En l’espèce, le certificat médical initial du 1er septembre 2022 fait état d’un “syndrome dépressif réactionnel” et le CRRMP de Bretagne a qualifié la nature de la maladie comme suit: “syndrome anxio-dépressif”.
Il ressort par ailleurs du colloque médico-administratif du 22 février 2023 que le médecin conseil de la CPAM a donné son accord sur le diagnostic figurant sur le certificat médical inital et que le dossier a été transmis au CRRMP en raison d’une affection hors tableau.
Dans ces conditions, l’employeur n’a pas pu se méprendre sur l’identification de la pathologie de sorte que ce moyen sera rejeté.
- Sur la mise à disposition des conclusions administratives
L’article D. 461-29 du code de la sécurité sociale dispose que: “ Le dossier examiné par le comité régional comprend les éléments mentionnés à l'article R. 441-14 auxquels s'ajoutent :
(...)
5° Le rapport établi par les services du contrôle médical de la caisse primaire d'assurance maladie indiquant, le cas échéant, le taux d'incapacité permanente de la victime.
La communication du dossier s'effectue dans les conditions définies à l'article R. 441-14 en ce qui concerne les pièces mentionnées aux 1°, 2° et 4° du présent article.
L'avis motivé du médecin du travail et le rapport établi par les services du contrôle médical mentionnés aux 3° et 5° du présent article sont communicables de plein droit à la victime et ses ayants droit. Ils ne sont communicables à l'employeur que par l'intermédiaire d'un praticien désigné à cet effet par la victime ou, à défaut, par ses ayants droit. Ce praticien prend connaissance du contenu de ces documents et ne peut en faire état, avec l'accord de la victime ou, à défaut, de ses ayants droit, que dans le respect des règles de déontologie.
Seules les conclusions administratives auxquelles ces documents ont pu aboutir sont communicables de plein droit à son employeur”.
En l’espèce, par courrier du 2 juin 2023, la CPAM a informé la société [10] de la désignation par M. [C] du docteur [M] au titre des dispositions de l’article D. 461-29 du code de la sécurité sociale.

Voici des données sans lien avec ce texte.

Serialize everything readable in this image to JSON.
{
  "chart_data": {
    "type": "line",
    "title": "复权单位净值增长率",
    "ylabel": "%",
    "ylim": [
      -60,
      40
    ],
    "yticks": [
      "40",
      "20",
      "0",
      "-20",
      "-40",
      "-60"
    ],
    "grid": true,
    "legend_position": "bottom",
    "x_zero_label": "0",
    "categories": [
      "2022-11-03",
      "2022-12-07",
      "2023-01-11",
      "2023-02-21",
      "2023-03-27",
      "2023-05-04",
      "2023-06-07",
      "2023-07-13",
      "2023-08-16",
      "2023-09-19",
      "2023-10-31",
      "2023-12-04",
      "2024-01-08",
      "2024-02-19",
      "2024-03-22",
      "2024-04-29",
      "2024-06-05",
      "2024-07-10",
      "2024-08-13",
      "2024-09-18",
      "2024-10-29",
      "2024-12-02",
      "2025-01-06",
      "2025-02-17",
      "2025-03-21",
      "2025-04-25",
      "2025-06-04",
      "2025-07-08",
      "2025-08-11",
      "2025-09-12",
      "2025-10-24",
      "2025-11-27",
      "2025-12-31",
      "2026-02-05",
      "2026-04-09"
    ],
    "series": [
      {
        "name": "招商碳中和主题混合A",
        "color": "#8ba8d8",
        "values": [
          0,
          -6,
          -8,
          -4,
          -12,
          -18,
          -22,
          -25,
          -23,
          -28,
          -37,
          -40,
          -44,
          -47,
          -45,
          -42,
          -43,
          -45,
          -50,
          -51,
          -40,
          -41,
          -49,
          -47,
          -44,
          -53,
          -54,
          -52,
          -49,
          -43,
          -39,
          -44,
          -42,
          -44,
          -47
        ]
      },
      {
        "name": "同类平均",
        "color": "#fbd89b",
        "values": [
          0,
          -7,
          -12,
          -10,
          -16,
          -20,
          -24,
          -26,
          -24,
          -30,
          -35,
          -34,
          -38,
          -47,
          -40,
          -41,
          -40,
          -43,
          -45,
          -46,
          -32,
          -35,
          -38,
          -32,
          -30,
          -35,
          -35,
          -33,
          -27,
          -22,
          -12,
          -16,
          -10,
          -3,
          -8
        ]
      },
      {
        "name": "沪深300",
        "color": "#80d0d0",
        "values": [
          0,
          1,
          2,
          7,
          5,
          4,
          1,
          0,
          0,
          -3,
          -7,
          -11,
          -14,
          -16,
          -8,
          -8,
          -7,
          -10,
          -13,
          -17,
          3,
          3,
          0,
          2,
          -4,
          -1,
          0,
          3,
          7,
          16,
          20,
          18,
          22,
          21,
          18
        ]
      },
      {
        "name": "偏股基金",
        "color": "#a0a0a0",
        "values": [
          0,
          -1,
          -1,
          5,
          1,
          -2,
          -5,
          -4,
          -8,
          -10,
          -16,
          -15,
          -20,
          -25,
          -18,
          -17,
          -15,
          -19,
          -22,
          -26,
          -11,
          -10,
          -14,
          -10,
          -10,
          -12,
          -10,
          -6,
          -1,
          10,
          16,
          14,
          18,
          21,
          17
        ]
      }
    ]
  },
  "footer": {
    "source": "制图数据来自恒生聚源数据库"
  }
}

Il incombait à l’employeur de se rapprocher de ce praticien pour obtenir la communication de l'avis motivé du médecin du travail et le rapport établi par les services du contrôle médical. La société demanderesse ne démontre pas avoir effectuer de telles diligences.
En outre, l’avis du CRRMP mentionne avoir pris connaissance de l’avis motivé du médecin du travail et du rapport du service médical de la caisse.
Rien n’indique dans le dossier transmis par la caisse, ni dans l’avis du CRRMP, que des conclusions administratives auxquelles ces documents ont pu aboutir aient été rédigées par le médecin du travail ou le médecin conseil.
Il découle de ces constations que la CPAM n’a pas méconnu le principe du contradictoire.
Sur la demande de désignation d’un second CRRMP
L’article R. 142-17-2 du code de la sécurité sociale dispose que: “Lorsque le différend porte sur la reconnaissance de l'origine professionnelle d'une maladie dans les conditions prévues aux sixième et septième alinéas de l'article L. 461-1, le tribunal recueille préalablement l'avis d'un comité régional autre que celui qui a déjà été saisi par la caisse en application du huitième alinéa de l'article L. 461-1.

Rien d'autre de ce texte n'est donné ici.